You’d have to be living under a rock not to notice the trend of online ordering over the past decade, but you may be surprised to know how popular it’s really become.
Last year, Amazon became the first top-ten US retailer without a bricks-and-mortar store. It’s also averaged 30% growth since 2006. Pretty impressive, but they’re not alone.
In the US, online-only retailers are outgrowing their bricks-and-mortar colleagues by more than 62%.
This coming of age has brought new heights of choice and convenience to the consumer but has wrought havoc and headache for distribution centers that have undergone a major change to keep up with them.
The Early Days of E-Commerce
When e-commerce burst onto the scene in the late 90s, it was easy for distribution centers to handle the novel one-off orders that made up a small percentage of sales. Managers or engineers simply roped off a small piece of real estate for broken-case picking, and the low volumes were pretty easy to accommodate.
Soon after, the “dot com bubble” burst, and for a few years, at least, things stayed relatively the same.

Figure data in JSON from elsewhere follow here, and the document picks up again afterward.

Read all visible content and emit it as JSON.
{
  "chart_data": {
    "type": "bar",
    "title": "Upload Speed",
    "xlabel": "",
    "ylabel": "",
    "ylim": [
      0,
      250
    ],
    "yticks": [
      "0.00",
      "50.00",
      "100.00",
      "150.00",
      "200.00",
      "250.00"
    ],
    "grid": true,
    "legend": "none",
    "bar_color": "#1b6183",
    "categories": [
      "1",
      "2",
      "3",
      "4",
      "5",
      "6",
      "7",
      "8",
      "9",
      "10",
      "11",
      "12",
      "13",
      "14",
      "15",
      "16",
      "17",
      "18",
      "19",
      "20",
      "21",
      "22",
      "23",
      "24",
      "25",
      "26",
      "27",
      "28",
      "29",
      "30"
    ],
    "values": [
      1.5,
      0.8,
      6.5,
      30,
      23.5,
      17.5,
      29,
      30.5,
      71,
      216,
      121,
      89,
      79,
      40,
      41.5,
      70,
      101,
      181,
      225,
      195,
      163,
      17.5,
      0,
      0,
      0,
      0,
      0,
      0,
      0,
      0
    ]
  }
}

Fast forward to the mid-2000s, and the story was different. E-commerce sales soared into the billions, and engineers and managers faced a difficult problem. How does a distribution center set up for pallets and cases fulfill an order for a single pair of shoes without disrupting everything?

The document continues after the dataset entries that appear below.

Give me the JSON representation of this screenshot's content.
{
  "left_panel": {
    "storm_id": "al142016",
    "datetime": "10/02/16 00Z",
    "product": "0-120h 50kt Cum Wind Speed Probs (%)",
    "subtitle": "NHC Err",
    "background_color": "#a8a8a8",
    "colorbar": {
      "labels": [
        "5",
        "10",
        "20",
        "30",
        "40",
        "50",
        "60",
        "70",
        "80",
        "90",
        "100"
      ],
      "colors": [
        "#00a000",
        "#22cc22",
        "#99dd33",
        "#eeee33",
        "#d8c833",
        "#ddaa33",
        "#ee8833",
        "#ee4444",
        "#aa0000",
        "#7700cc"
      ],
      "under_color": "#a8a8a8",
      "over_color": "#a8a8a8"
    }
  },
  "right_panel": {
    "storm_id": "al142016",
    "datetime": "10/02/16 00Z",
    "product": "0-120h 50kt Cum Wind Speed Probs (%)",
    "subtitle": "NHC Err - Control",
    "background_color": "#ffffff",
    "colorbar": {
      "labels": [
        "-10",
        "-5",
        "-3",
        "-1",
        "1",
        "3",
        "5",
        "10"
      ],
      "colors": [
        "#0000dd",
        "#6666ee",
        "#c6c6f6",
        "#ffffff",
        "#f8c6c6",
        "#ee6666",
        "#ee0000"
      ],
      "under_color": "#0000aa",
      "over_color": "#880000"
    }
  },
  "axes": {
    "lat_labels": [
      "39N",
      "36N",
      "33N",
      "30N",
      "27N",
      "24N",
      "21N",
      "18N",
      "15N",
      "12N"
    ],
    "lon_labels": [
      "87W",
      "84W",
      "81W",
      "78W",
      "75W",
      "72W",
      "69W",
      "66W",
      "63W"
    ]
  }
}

For many, the answer was entire facilities dedicated to piecing fulfillment, separate from store fulfillment. In time, this became costly as doubling costs of equipment, manpower, facility space, and inventory mounted.

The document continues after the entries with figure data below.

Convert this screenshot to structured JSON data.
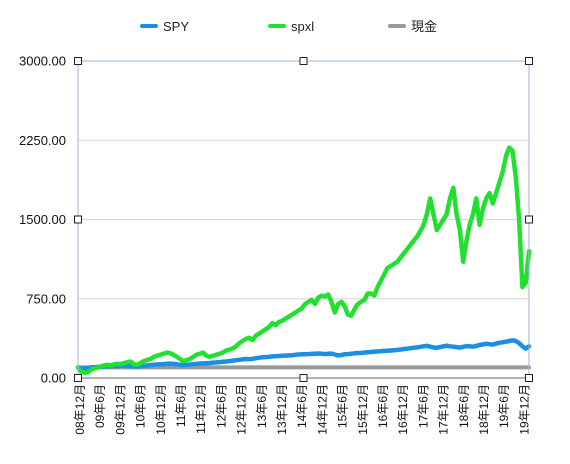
{
  "chart_data": {
    "type": "line",
    "title": "",
    "xlabel": "",
    "ylabel": "",
    "ylim": [
      0,
      3000
    ],
    "yticks": [
      "0.00",
      "750.00",
      "1500.00",
      "2250.00",
      "3000.00"
    ],
    "grid": true,
    "legend_position": "top-center",
    "x_tick_labels": [
      "08年12月",
      "09年6月",
      "09年12月",
      "10年6月",
      "10年12月",
      "11年6月",
      "11年12月",
      "12年6月",
      "12年12月",
      "13年6月",
      "13年12月",
      "14年6月",
      "14年12月",
      "15年6月",
      "15年12月",
      "16年6月",
      "16年12月",
      "17年6月",
      "17年12月",
      "18年6月",
      "18年12月",
      "19年6月",
      "19年12月"
    ],
    "x": [
      0,
      1,
      2,
      3,
      4,
      5,
      6,
      7,
      8,
      9,
      10,
      11,
      12,
      13,
      14,
      15,
      16,
      17,
      18,
      19,
      20,
      21,
      22,
      23,
      24,
      25,
      26,
      27,
      28,
      29,
      30,
      31,
      32,
      33,
      34,
      35,
      36,
      37,
      38,
      39,
      40,
      41,
      42,
      43,
      44,
      45,
      46,
      47,
      48,
      49,
      50,
      51,
      52,
      53,
      54,
      55,
      56,
      57,
      58,
      59,
      60,
      61,
      62,
      63,
      64,
      65,
      66,
      67,
      68,
      69,
      70,
      71,
      72,
      73,
      74,
      75,
      76,
      77,
      78,
      79,
      80,
      81,
      82,
      83,
      84,
      85,
      86,
      87,
      88,
      89,
      90,
      91,
      92,
      93,
      94,
      95,
      96,
      97,
      98,
      99,
      100,
      101,
      102,
      103,
      104,
      105,
      106,
      107,
      108,
      109,
      110,
      111,
      112,
      113,
      114,
      115,
      116,
      117,
      118,
      119,
      120,
      121,
      122,
      123,
      124,
      125,
      126,
      127,
      128,
      129,
      130,
      131,
      132,
      133,
      134,
      135,
      136,
      137
    ],
    "series": [
      {
        "name": "SPY",
        "color": "#1a8fe3",
        "values": [
          100,
          92,
          90,
          95,
          100,
          102,
          105,
          108,
          110,
          112,
          111,
          114,
          112,
          118,
          116,
          112,
          114,
          110,
          108,
          110,
          115,
          118,
          122,
          126,
          128,
          130,
          132,
          134,
          136,
          133,
          130,
          125,
          122,
          125,
          128,
          130,
          134,
          136,
          138,
          140,
          142,
          146,
          148,
          150,
          153,
          156,
          160,
          165,
          168,
          172,
          176,
          180,
          178,
          182,
          186,
          192,
          196,
          198,
          200,
          204,
          206,
          208,
          210,
          212,
          214,
          216,
          220,
          222,
          224,
          225,
          226,
          228,
          230,
          232,
          230,
          226,
          229,
          231,
          222,
          214,
          218,
          224,
          226,
          230,
          234,
          236,
          238,
          240,
          243,
          246,
          250,
          252,
          254,
          256,
          258,
          260,
          262,
          266,
          270,
          274,
          278,
          282,
          286,
          290,
          295,
          300,
          305,
          296,
          290,
          286,
          292,
          300,
          306,
          300,
          296,
          292,
          288,
          295,
          302,
          300,
          296,
          304,
          312,
          318,
          324,
          320,
          316,
          326,
          334,
          338,
          344,
          350,
          356,
          350,
          330,
          300,
          278,
          300
        ]
      },
      {
        "name": "spxl",
        "color": "#22e030",
        "values": [
          100,
          60,
          50,
          55,
          80,
          90,
          100,
          110,
          120,
          125,
          118,
          130,
          135,
          132,
          140,
          150,
          155,
          130,
          125,
          140,
          160,
          170,
          180,
          200,
          210,
          220,
          230,
          240,
          235,
          220,
          200,
          180,
          160,
          170,
          180,
          200,
          220,
          230,
          240,
          210,
          200,
          210,
          220,
          230,
          240,
          260,
          270,
          280,
          300,
          330,
          350,
          370,
          380,
          360,
          400,
          420,
          440,
          460,
          480,
          520,
          500,
          530,
          540,
          560,
          580,
          600,
          620,
          640,
          660,
          700,
          720,
          740,
          700,
          760,
          780,
          770,
          790,
          720,
          620,
          700,
          720,
          680,
          600,
          590,
          650,
          700,
          720,
          740,
          800,
          800,
          780,
          860,
          920,
          980,
          1040,
          1060,
          1080,
          1100,
          1140,
          1180,
          1220,
          1260,
          1300,
          1340,
          1390,
          1450,
          1550,
          1700,
          1550,
          1400,
          1450,
          1500,
          1550,
          1700,
          1800,
          1550,
          1400,
          1100,
          1300,
          1450,
          1550,
          1700,
          1450,
          1600,
          1700,
          1750,
          1650,
          1750,
          1850,
          1950,
          2100,
          2180,
          2150,
          1900,
          1500,
          860,
          900,
          1200
        ]
      },
      {
        "name": "現金",
        "color": "#999999",
        "values": [
          100,
          100,
          100,
          100,
          100,
          100,
          100,
          100,
          100,
          100,
          100,
          100,
          100,
          100,
          100,
          100,
          100,
          100,
          100,
          100,
          100,
          100,
          100,
          100,
          100,
          100,
          100,
          100,
          100,
          100,
          100,
          100,
          100,
          100,
          100,
          100,
          100,
          100,
          100,
          100,
          100,
          100,
          100,
          100,
          100,
          100,
          100,
          100,
          100,
          100,
          100,
          100,
          100,
          100,
          100,
          100,
          100,
          100,
          100,
          100,
          100,
          100,
          100,
          100,
          100,
          100,
          100,
          100,
          100,
          100,
          100,
          100,
          100,
          100,
          100,
          100,
          100,
          100,
          100,
          100,
          100,
          100,
          100,
          100,
          100,
          100,
          100,
          100,
          100,
          100,
          100,
          100,
          100,
          100,
          100,
          100,
          100,
          100,
          100,
          100,
          100,
          100,
          100,
          100,
          100,
          100,
          100,
          100,
          100,
          100,
          100,
          100,
          100,
          100,
          100,
          100,
          100,
          100,
          100,
          100,
          100,
          100,
          100,
          100,
          100,
          100,
          100,
          100,
          100,
          100,
          100,
          100,
          100,
          100,
          100,
          100,
          100,
          100
        ]
      }
    ]
  },
  "colors": {
    "grid": "#d8d8d8",
    "frame": "#9bb5dc",
    "handle": "#222222"
  }
}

That’s when smart companies started to ask the most difficult question of all. How do we do it all from one facility instead?
Enter the omnichannel distribution center.
There are many challenges of operating everything from one facility, from pallet to piece. A great omnichannel DC must solve a bunch of issues.
- How do pickers and pallets coexist in a way that doesn’t slow both down?
- How does my current transport coexist with parcel carriers?
- Do pick modules need to be fed from the same inventory as case fulfillment?
- How much space will we need?
These are just a few of the obstacles to overcome.
Storage Solutions has been around before, during, and after navigating these issues for many companies facing them. According to Eric McDonald, Storage Solutions’ VP of National Accounts, they can be overcome.
“For one client, ten years ago, everything they shipped was in pallet quantities. To keep up with their competition and to keep their customers happy, they slowly transitioned to case-pick items, and today they’re breaking down cases to ship individual pieces.” McDonald said, “They’re one of many who are seeing that new reality. Many of the top retailers have already made this transition, and many of the medium and smaller sized companies, ones that go direct to consumer, are looking at it.”
The numbers can be difficult to crunch for companies considering an omnichannel facility. Utilization can fluctuate wildly, better or worse, in the new facility. So what makes the transition work for the companies that have found success? McDonald says it’s the expertise of the people who plan it.
“This isn’t a bolt-on pick module,” McDonald said. “Clear heights may need to be taller, ingress and egress need to be different, and smart conveyor design with a great partner is a must. There are even smaller things that might surprise, like airflow, fire suppression, lighting, or even parking spots that come with adding a larger staff to a single facility.”
One more way for the modern omnichannel distribution centers to really hum is to get JIT right. Lower inventories have been a trend recently, but for the omnichannel facility, keeping inventory low can unlock ultimate utilization by opening up space for store fulfillment, store supply, and direct-to-consumer picking to coexist.
With great challenge comes great reward; however, facilities able to master this save big money by reducing overhead costs.